Texarkana Gazette

Saber rattling, then pivot on Pyongyang?

- Doyle McManus TRIBUNE NEWS SERVICE

It wasn’t particular­ly graceful. It wasn’t easy on the nerves. But it’s just possible that the Trump administra­tion has executed an important diplomatic pivot on North Korea—from chest-beating belligeren­ce to an opening for negotiatio­ns.

Even before President Trump came into office, Barack Obama warned him that his first internatio­nal crisis might come from North Korea, the paranoid communist kingdom that has been steadily building nuclear weapons and missiles to carry them. By 2020, experts believe, the Pyongyang regime could have as many as 100 warheads, plus missiles capable of reaching California.

Trump and his aides got to work on the problem immediatel­y—their attention compelled by persistent reports that Kim Jong Un was about to test a new, more advanced nuclear weapon.

The president made North Korea the top item on the agenda when he hosted China’s leader, Xi Jinping, at Mar-a-Lago this month, saying he wanted more help in pressing North Korea to halt its nuclear program. China is North Korea’s top trading partner and fuel supplier; no other country has as much leverage. But China has been lax in enforcing U.N. economic sanctions on Pyongyang.

Trump aides declared that Obama’s policy of “strategic patience” was over. Another nuclear test, they warned, would lead to serious—but unspecific—consequenc­es. Then the saber rattling escalated.

On Twitter, Trump warned: “North Korea is looking for trouble. If China decides to help, that would be great. If not, we will solve the problem without them! U.S.A.”

But after a brief but bracing war scare, national security adviser H.R. McMaster and Defense Secretary James Mattis swooped in to moderate the commander in chief.

“It’s time for us to undertake all actions we can, short of a military option, to try to resolve this peacefully,” McMaster, said on Sunday. “We are working together with our allies and partners and with the Chinese leadership to develop a range of options.”

Note the phrase “short of a military option.” Army officers who have been through difficult wars are rarely enthusiast­ic about starting new ones.

“We are working with internatio­nal partners in order to defuse the situation,” said Mattis, a retired Marine general. “But the bottom line is North Korea has got to change its behavior.”

On Tuesday, Vice President Mike Pence echoed their calls for measures short of war. “All options are on the table, and there they will remain,” he said in Tokyo. “But … the most productive pathway forward is dialogue among the family of nations that can isolate and pressure North Korea.”

In the end, North Korea didn’t test a new bomb—only a medium-range missile that failed.

But Trump and his aides succeeded at one thing: They got everyone’s attention. “North Korea would do well not to test his resolve,” Pence said.

That, however, was the easy part.

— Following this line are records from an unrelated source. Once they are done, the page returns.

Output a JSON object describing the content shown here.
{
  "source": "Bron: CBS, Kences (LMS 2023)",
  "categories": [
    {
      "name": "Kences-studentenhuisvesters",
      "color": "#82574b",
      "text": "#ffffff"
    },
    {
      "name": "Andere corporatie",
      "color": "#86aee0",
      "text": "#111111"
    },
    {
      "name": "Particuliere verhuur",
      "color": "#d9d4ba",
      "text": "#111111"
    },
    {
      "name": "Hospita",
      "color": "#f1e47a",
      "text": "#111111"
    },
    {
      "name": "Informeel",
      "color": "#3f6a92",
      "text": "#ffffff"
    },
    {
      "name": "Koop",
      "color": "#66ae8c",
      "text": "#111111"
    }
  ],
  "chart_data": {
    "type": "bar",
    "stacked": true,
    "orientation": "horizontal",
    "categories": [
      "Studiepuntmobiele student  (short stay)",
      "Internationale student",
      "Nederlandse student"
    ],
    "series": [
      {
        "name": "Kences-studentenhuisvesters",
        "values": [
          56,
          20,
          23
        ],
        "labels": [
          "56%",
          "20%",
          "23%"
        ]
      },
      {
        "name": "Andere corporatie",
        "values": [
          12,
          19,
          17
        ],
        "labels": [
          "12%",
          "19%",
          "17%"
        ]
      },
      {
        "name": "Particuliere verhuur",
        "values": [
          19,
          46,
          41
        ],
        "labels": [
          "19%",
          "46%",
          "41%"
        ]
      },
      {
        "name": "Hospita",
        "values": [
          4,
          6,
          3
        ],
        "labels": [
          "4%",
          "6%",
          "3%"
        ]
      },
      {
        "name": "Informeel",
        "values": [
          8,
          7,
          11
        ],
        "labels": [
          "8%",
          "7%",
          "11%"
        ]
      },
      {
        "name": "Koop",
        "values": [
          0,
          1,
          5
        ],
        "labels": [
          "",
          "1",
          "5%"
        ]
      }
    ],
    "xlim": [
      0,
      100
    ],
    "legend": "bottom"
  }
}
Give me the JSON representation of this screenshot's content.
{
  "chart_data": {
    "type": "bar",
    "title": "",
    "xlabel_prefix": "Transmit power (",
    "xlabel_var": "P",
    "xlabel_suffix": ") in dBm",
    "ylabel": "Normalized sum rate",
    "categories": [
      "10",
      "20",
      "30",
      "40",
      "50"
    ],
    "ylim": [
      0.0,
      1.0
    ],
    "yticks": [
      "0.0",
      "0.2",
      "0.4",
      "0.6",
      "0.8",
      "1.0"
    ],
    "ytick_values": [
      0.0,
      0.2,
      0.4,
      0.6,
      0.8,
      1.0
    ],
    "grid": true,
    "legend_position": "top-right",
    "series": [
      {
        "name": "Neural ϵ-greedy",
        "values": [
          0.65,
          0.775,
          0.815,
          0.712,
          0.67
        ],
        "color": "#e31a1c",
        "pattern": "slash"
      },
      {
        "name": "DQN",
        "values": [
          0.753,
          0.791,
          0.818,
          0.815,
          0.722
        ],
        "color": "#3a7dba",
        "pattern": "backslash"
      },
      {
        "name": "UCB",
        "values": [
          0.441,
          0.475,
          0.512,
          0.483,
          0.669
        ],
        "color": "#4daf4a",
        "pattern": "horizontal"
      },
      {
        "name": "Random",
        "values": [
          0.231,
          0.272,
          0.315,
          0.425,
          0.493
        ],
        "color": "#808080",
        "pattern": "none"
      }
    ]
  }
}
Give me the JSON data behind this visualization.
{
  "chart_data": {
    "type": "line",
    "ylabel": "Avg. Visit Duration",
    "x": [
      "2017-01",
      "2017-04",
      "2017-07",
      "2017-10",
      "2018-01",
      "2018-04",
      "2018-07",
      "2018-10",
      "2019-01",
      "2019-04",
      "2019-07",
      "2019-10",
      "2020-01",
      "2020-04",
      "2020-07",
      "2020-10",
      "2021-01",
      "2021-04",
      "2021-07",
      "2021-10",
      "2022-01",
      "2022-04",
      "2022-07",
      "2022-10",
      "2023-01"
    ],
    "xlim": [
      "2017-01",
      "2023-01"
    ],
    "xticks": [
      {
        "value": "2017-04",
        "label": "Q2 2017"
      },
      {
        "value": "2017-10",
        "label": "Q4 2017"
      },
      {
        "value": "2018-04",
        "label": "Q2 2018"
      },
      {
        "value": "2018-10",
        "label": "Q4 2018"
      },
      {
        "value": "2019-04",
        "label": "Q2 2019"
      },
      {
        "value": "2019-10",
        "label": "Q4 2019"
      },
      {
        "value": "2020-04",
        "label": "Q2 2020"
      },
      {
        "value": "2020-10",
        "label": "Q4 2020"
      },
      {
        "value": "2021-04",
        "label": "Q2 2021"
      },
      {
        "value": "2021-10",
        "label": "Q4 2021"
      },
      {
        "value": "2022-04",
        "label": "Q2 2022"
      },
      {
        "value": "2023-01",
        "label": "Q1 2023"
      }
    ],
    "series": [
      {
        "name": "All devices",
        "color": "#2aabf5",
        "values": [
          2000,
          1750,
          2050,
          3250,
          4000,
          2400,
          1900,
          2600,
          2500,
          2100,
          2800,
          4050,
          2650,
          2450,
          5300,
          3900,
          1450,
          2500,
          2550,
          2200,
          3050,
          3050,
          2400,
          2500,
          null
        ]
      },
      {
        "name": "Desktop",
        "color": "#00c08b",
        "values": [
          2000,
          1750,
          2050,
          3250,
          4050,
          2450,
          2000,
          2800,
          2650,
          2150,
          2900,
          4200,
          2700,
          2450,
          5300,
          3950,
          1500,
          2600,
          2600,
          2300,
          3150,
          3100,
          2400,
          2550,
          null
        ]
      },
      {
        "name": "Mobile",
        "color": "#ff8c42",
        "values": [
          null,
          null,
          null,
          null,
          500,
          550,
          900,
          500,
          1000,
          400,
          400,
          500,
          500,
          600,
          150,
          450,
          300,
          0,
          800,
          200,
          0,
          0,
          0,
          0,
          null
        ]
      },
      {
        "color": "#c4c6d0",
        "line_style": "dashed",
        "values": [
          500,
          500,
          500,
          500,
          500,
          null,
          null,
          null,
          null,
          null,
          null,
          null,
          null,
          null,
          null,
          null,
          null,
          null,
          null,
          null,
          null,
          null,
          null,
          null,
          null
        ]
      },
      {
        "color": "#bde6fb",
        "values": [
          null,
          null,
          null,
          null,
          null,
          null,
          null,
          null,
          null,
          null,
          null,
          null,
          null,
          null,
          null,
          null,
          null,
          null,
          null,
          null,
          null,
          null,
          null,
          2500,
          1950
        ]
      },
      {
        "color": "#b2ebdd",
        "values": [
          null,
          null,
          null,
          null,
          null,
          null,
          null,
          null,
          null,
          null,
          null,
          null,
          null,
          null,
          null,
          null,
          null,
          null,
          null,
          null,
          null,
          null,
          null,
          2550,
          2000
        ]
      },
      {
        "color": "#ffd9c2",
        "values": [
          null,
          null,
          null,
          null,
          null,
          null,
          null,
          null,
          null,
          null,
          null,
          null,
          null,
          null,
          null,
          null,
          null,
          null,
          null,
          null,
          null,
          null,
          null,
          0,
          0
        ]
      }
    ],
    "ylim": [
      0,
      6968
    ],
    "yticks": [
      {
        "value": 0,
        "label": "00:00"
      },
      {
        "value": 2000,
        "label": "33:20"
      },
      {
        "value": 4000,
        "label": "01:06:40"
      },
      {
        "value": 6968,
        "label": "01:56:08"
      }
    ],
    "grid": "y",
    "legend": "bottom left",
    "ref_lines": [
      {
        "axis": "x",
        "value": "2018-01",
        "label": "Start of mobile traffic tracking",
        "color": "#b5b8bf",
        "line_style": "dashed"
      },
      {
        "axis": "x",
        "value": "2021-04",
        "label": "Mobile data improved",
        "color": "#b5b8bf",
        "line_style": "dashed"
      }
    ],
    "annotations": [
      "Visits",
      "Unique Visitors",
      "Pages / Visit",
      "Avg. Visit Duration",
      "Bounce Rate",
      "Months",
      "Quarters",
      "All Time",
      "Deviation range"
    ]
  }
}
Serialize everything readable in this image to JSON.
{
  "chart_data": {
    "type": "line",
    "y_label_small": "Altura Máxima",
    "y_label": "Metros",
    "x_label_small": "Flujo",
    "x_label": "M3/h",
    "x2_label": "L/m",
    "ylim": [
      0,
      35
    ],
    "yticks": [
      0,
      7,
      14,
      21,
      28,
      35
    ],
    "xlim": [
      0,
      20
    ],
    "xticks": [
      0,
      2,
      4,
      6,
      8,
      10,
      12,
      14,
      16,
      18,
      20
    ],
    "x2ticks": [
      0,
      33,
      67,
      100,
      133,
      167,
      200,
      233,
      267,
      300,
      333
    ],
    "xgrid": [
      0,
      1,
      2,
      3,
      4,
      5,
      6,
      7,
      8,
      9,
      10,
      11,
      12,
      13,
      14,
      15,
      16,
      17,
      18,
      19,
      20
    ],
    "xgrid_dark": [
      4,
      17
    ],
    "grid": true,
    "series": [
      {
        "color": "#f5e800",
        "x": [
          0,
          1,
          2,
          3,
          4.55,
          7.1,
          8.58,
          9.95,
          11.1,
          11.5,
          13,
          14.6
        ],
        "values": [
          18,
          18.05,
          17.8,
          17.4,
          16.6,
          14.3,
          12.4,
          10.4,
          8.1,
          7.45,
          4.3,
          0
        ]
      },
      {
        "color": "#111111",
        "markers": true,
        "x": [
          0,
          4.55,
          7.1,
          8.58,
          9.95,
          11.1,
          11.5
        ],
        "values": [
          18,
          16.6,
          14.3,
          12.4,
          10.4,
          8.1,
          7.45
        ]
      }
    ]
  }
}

Now the administra­tion is turning to old-fashioned diplomacy to try to solve the impasse. The first step is working with China to impose tougher economic sanctions on North Korea. The aim is to force Kim Jong Un into negotiatio­ns with the ultimate goal of dismantlin­g his nuclear enterprise, voluntaril­y or otherwise.

In exchange the United States—which has long sought to overthrow the Kim dynasty and its repressive regime— would gladly leave the young dictator in place.

“We want to resolve this issue through the peaceful denucleari­zation of the Korean peninsula,” Susan Thornton, acting assistant secretary of state, said. “We’re definitely not seeking conflict or regime change.”

She told reporters that the administra­tion isn’t setting preconditi­ons for negotiatio­ns, but wants some assurance that North Korea will be willing to “roll back” its nuclear arsenal.

That was one shade softer than the previous U.S. position, which demanded that North Korea dismantle its nuclear program entirely before talks could begin.

And it was a step in the direction of an outcome some experts think is most feasible: a freeze of North Korea’s arsenal at its current stage in exchange for assurances that the United States will not attack the regime.

“All the options are bad,” noted Robert Litwak of the Woodrow Wilson Center, author of “Preventing North Korea’s Nuclear Breakout.” “But a negotiated freeze is the least bad outcome available.”

North Korea might accept a freeze of its nuclear arsenal, he argues, because it would preserve its military deterrent against foreign attack. China might support that outcome because it doesn’t want a more powerful North Korea any more than we do. And for the United States, a freeze is at least better than facing down missiles that could reach California.

“We would have to swallow hard,” Litwak told me. “But if you can’t get to zero nuclear weapons, a freeze at 15 is better than going to 100. We could describe it as an interim step toward the ultimate goal of total denucleari­zation.”

That kind of diplomacy won’t be easy. North Korea, surrounded by enemies, will demand economic and security guarantees.

And it will pose a test for Trump: Is a president who achieved fame by claiming to be a “winner” capable of settling for an unpalatabl­e but war-averting compromise? There isn’t much time to find out; 2020, when Pyongyang could have interconti­nental missiles, is only three years away.